EvdCLIP: Improving Vision-Language Retrieval with Entity Visual Descriptions from Large Language Models

Authors: GuangHao Meng, Sunan He, Jinpeng Wang, Tao Dai, Letian Zhang, Jieming Zhu, Qing Li, Gang Wang, Rui Zhang, Yong Jiang

AAAI 2025 | Venue PDF | Archive PDF | Plain Text | LLM Run Details

Reproducibility Variable Result LLM Response
Research Type Experimental Extensive quantitative and qualitative experiments on image-text retrieval benchmarks validate the superiority of Evd CLIP on vision-language retrieval tasks.
Researcher Affiliation Collaboration 1Tsinghua Shenzhen International Graduate School, Tsinghua University 2Peng Cheng Laboratory 3School of Computer Science & Tech, Huazhong University of Science and Technology 4College of Computer Science and Software Engineering, Shenzhen University 5Huawei Noah s Ark Lab 6Hong Kong University of Science and Technology
Pseudocode No The paper describes methods textually and includes an overall architecture diagram (Figure 3), but it does not contain any explicitly labeled pseudocode or algorithm blocks.
Open Source Code No The paper does not contain an explicit statement or a link indicating that the source code for the described methodology is publicly available.
Open Datasets Yes Benchmark Datasets: (1) Flickr30K (Plummer et al. 2015) contains 31,000 images, each annotated with 5 captions. ... (2) MSCOCO (Lin et al. 2014) comprises 123,287 images, each annotated with 5 captions. ... (3) MSR-VTT (Xu et al. 2016) includes 10K videos, each with 200K text. ... (4) SBU30k (Ordonez, Kulkarni, and Berg 2011) consists of 36k image-text pairs, randomly sampled from SBU Captions and split into 30K/3K/3K for training, validation, and testing.
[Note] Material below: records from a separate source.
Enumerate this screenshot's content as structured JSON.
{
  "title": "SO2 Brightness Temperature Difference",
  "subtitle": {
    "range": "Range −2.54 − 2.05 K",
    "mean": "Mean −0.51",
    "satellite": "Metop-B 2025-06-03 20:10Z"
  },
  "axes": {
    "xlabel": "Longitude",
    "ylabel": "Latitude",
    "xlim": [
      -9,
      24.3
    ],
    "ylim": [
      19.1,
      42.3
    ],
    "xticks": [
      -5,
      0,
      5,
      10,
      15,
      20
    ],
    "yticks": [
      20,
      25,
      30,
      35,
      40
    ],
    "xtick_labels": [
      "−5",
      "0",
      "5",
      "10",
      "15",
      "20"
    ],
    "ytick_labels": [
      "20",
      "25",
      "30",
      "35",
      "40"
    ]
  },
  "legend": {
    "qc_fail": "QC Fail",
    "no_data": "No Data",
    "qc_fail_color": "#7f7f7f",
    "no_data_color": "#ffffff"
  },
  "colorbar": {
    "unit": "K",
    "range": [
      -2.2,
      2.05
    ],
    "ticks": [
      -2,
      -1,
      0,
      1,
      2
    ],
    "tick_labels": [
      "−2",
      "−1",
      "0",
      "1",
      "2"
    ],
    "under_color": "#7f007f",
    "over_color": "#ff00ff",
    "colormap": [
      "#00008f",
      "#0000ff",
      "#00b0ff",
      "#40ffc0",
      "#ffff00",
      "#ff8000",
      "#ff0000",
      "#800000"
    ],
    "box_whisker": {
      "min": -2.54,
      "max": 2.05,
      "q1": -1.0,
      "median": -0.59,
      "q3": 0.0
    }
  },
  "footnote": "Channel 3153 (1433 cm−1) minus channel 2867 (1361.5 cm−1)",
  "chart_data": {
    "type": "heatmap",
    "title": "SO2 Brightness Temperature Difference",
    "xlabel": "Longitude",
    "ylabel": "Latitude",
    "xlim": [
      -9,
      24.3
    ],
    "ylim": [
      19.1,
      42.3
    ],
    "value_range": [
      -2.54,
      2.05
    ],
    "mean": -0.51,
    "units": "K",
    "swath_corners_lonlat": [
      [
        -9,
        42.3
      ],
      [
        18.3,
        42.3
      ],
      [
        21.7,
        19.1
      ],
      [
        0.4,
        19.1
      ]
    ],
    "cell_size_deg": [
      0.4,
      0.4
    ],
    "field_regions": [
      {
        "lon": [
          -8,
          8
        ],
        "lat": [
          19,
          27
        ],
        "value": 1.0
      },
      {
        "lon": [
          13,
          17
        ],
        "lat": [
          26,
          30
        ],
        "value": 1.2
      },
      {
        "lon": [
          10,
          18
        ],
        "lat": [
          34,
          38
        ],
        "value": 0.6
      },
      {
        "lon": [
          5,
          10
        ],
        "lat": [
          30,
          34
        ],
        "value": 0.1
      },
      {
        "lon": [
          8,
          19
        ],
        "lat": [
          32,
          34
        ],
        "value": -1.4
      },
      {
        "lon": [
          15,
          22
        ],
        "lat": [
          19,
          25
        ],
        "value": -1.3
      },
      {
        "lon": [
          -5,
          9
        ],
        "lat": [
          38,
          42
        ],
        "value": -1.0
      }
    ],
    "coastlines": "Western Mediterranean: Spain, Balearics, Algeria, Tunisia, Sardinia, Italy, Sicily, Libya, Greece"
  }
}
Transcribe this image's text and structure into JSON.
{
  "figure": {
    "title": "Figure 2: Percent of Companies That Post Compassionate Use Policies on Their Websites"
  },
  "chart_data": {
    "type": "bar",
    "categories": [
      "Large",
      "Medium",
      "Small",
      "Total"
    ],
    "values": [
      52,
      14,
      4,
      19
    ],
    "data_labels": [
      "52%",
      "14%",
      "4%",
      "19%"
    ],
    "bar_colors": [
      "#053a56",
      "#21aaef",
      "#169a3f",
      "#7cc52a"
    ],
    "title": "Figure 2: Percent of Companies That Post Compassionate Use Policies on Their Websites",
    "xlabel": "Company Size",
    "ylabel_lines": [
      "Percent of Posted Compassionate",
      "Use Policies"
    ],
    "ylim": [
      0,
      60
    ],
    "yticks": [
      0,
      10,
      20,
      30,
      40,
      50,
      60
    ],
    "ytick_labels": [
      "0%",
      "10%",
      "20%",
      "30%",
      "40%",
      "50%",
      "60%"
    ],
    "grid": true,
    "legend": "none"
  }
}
Similarly, we obtain (6) CC30K and (7) YFCC30K by randomly sampling from CC12M and YFCC15M.
Dataset Splits Yes Benchmark Datasets: (1) Flickr30K ... split into 29K/1k/1k images for training, validation and testing. (2) MSCOCO ... split it into 114K/5K/5K for training, validation, and testing. (3) MSR-VTT ... We employ 9K videos for training and evaluation on the 1K test set. (4) SBU30k ... split into 30K/3K/3K for training, validation, and testing.
Hardware Specification No The paper mentions vision encoder models like "Vi T-B/32" but does not specify any particular hardware (e.g., GPU models, CPU models, or memory) used for running the experiments.
Software Dependencies No The paper mentions using a "pre-trained T5-large model" and the "Adam optimizer (Kingma and Ba 2014)", but it does not provide specific version numbers for software libraries, programming languages, or other dependencies needed to reproduce the experiments.
Experiment Setup Yes We conduct the warm-up phase of Ea RW with a learning rate of 3e-5, a batch size of 8, and over 20 epochs. For the Rank Preference Optimisation (RPO) model, we set the learning rate to 5e-7, with a batch size of 16, across 5 epochs, and used a rank length of 5. The weight of the SFT loss β is set to 0.2, and the probability of random rewriting during CLIP fine-tuning p is set to 0.6. For the hyper-parameters used for fine-tuning CLIP, we employ the Adam optimizer (Kingma and Ba 2014) with weight decay of 1e-3 and batch size is set to 256. The total number of fine-tuning epochs is set to 20. The initial learning rate is set to 1e-6 and a cosine learning rate decay scheduler is applied. We apply a warm-up strategy for the initial 2k steps.